As for the lyrics . . . Listening was tricky. Although I’ve studied French in the past, my ears kept trying to hear German words. At first, I could understand only very common fragments: “Dans mes bras,” “voulez vous,” “pouvoir,” “autrefois,” “encore et encore” . . . After a few repeats, I made out longer phrases like, “Voulez-vous me jouer . . .” and “Si vous êtes d’accord . . .” Soon I could guess that the singer was asking the Music Man to play something for her. But I needed to read the lyrics to get the whole story.

Further Consideration

Daisy Auvray’s Eurovision performance is essentially the same. She is even wearing the same costume! But the live orchestra and the spectacular stage allow her to give the song a bigger meaning.

At the start, for instance, she points to conductor Roby Seidel when singing, “J’ai demandé au chef d’orchestre . . .” (I asked the orchestra conductor . . .) But it is the last time she admits he is the “Music Man” of the title. The other times she sings to “Mister Music Man,” she points directly at the camera. I guess she wanted to make a connection with the home audience; but I would have preferred to see more of a connection with the “Music Man” who shared the stage with her.

Then there is the line: “Baissez les lumières autour nous” (Set the lights down around us). It becomes breathtaking when Auvray gestures at the lights in Malmö Stadium! She actually made the same gesture during her national selection performance, but it was just silly on the garishly-lit Swiss stage.

In general, I find the Eurovision performance strong and arresting. But when I look more closely at the lyrics, I don’t think they fit together perfectly.

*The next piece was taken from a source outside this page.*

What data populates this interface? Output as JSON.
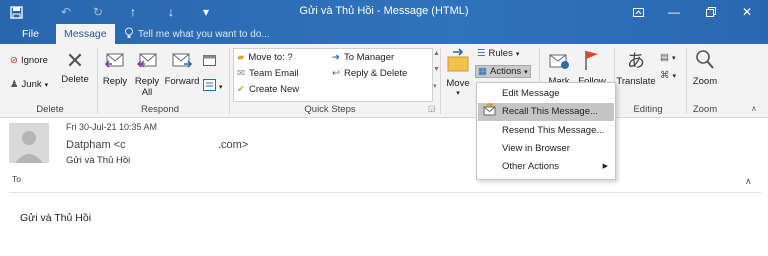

Lost (and Found) in Translation

There are no versions of Mister Music Man in other languages. But during the UK broadcast of Eurovision 1992 (Link), the presenter Terry Wogan recited a translation of the first lines:

I long to take him in my arms and give him a kiss
So to the leader of the band, I said this:
“Mister Music Man . . .”

“Leader of the band” sounds better than the literal “orchestra conductor”! The rest of the lines fit Auvray’s outgoing performance and Seidel “big band” arrangement in more ways than one.

If you just read the French lyrics, you’ll see that the character in Mister Music Man is actually quite shy. She speaks to the chef d’orchestre “a mi-voix” — in a low voice. She asks him to be a secret conspirator in romance. She dreams of “danser tendrement” — dancing tenderly — with the man she loves. In contrast, the Eurovision performance is confident and assertive. Auvray doesn’t seem like a woman who asks for help to get a man!

But a contrast is not always a clash. If my French were better, I might hear something more interesting in shy lyrics from a confident singer!

There is a full English translation on the Diggiloo Thrush site. (Link) It’s not the version that Wogan was reading, but it’s more complete and accurate.


Would you have voted for Mister Music Man in 1992?